CAMARA DOS DEPUTADOS – Câmara dos Deputados aprova indenização por dano moral em casos de violência doméstica contra a mulher, impulsionando proteção aos direitos fundamentais.

No dia 7 de julho de 2026, a Comissão de Constituição e Justiça e de Cidadania (CCJ) da Câmara dos Deputados deu um passo significativo em direção à proteção dos direitos das mulheres no Brasil.

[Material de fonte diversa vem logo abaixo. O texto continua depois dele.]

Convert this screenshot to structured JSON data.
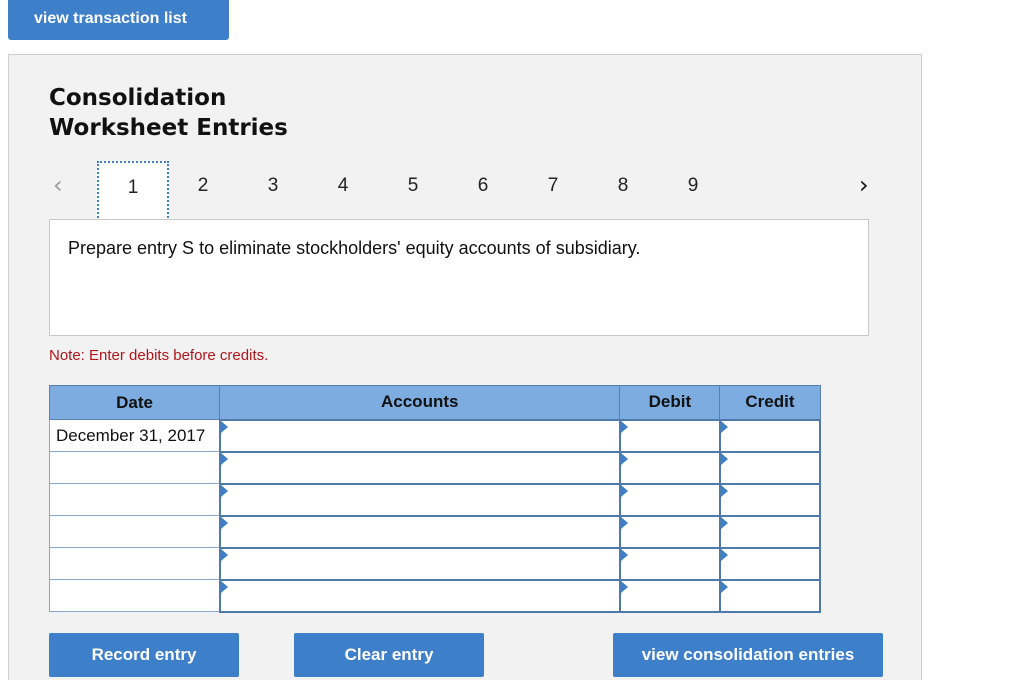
{
  "top_button": {
    "label": "view transaction list"
  },
  "title": {
    "line1": "Consolidation",
    "line2": "Worksheet Entries"
  },
  "pager": {
    "pages": [
      "1",
      "2",
      "3",
      "4",
      "5",
      "6",
      "7",
      "8",
      "9"
    ],
    "active": "1"
  },
  "prompt": "Prepare entry S to eliminate stockholders' equity accounts of subsidiary.",
  "note": "Note: Enter debits before credits.",
  "table": {
    "headers": {
      "date": "Date",
      "accounts": "Accounts",
      "debit": "Debit",
      "credit": "Credit"
    },
    "rows": [
      {
        "date": "December 31, 2017",
        "accounts": "",
        "debit": "",
        "credit": ""
      },
      {
        "date": "",
        "accounts": "",
        "debit": "",
        "credit": ""
      },
      {
        "date": "",
        "accounts": "",
        "debit": "",
        "credit": ""
      },
      {
        "date": "",
        "accounts": "",
        "debit": "",
        "credit": ""
      },
      {
        "date": "",
        "accounts": "",
        "debit": "",
        "credit": ""
      },
      {
        "date": "",
        "accounts": "",
        "debit": "",
        "credit": ""
      }
    ]
  },
  "buttons": {
    "record": "Record entry",
    "clear": "Clear entry",
    "view": "view consolidation entries"
  },
  "colors": {
    "accent": "#3d7fc9",
    "header": "#7dade0",
    "note": "#b0151a",
    "panel": "#f2f2f2"
  }
}
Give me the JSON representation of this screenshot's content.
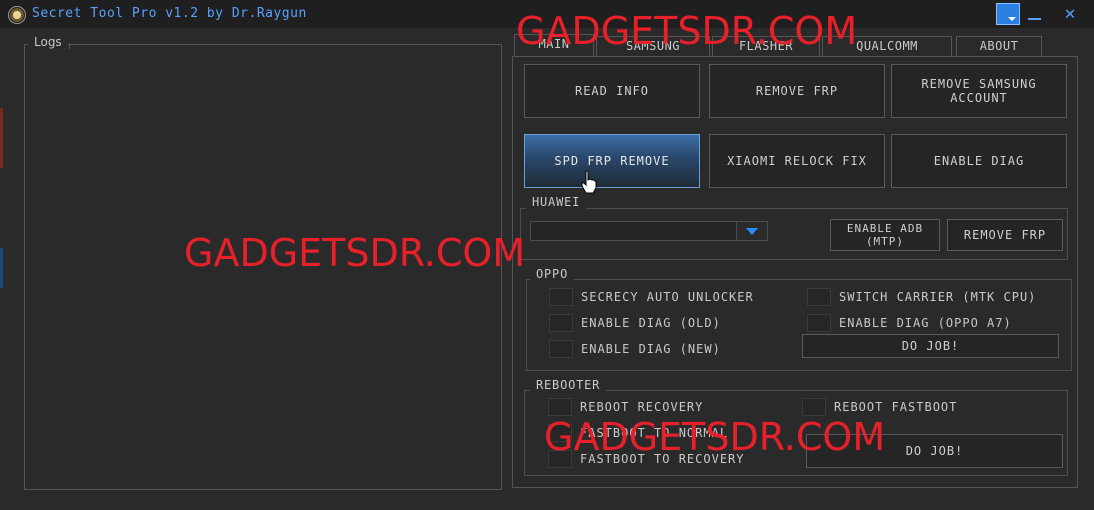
{
  "window": {
    "title": "Secret Tool Pro v1.2 by Dr.Raygun",
    "close_glyph": "✕"
  },
  "logs": {
    "label": "Logs"
  },
  "tabs": [
    {
      "label": "MAIN"
    },
    {
      "label": "SAMSUNG"
    },
    {
      "label": "FLASHER"
    },
    {
      "label": "QUALCOMM"
    },
    {
      "label": "ABOUT"
    }
  ],
  "main_buttons": {
    "read_info": "READ INFO",
    "remove_frp": "REMOVE FRP",
    "remove_samsung_account_1": "REMOVE SAMSUNG",
    "remove_samsung_account_2": "ACCOUNT",
    "spd_frp_remove": "SPD FRP REMOVE",
    "xiaomi_relock_fix": "XIAOMI RELOCK FIX",
    "enable_diag": "ENABLE DIAG"
  },
  "huawei": {
    "label": "HUAWEI",
    "combo_value": "",
    "enable_adb_1": "ENABLE ADB",
    "enable_adb_2": "(MTP)",
    "remove_frp": "REMOVE FRP"
  },
  "oppo": {
    "label": "OPPO",
    "options": [
      "SECRECY AUTO UNLOCKER",
      "ENABLE DIAG (OLD)",
      "ENABLE DIAG (NEW)",
      "SWITCH CARRIER (MTK CPU)",
      "ENABLE DIAG (OPPO A7)"
    ],
    "do_job": "DO JOB!"
  },
  "rebooter": {
    "label": "REBOOTER",
    "options": [
      "REBOOT RECOVERY",
      "FASTBOOT TO NORMAL",
      "FASTBOOT TO RECOVERY",
      "REBOOT FASTBOOT"
    ],
    "do_job": "DO JOB!"
  },
  "watermarks": [
    "GADGETSDR.COM",
    "GADGETSDR.COM",
    "GADGETSDR.COM"
  ],
  "colors": {
    "accent": "#2b8cff",
    "watermark": "#e8202a",
    "background": "#2a2a2a"
  }
}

A comissão aprovou uma proposta que estabelece o direito à indenização por dano moral em casos de violência doméstica e familiar, uma medida que promete proporcionar um novo recurso para as vítimas. Essa indenização poderá ser solicitada mediante um pedido expresso da parte ofendida ou da acusação, e o valor a ser reparado será determinado pelo juiz, incluindo em esferas criminais.

A relatora desse projeto crucial, deputada Lídice da Mata, do PSB da Bahia, recomendou a aprovação de um substitutivo apresentado pela Comissão de Defesa dos Direitos da Mulher ao Projeto de Lei 1299/22, elaborado pelo deputado Cleber Verde, do MDB do Maranhão. Este substitutivo trouxe uma alteração técnica ao texto original, mas manteve a essência da proposta, que é contribuir para a proteção e reparação dos direitos das mulheres que sofrem violência.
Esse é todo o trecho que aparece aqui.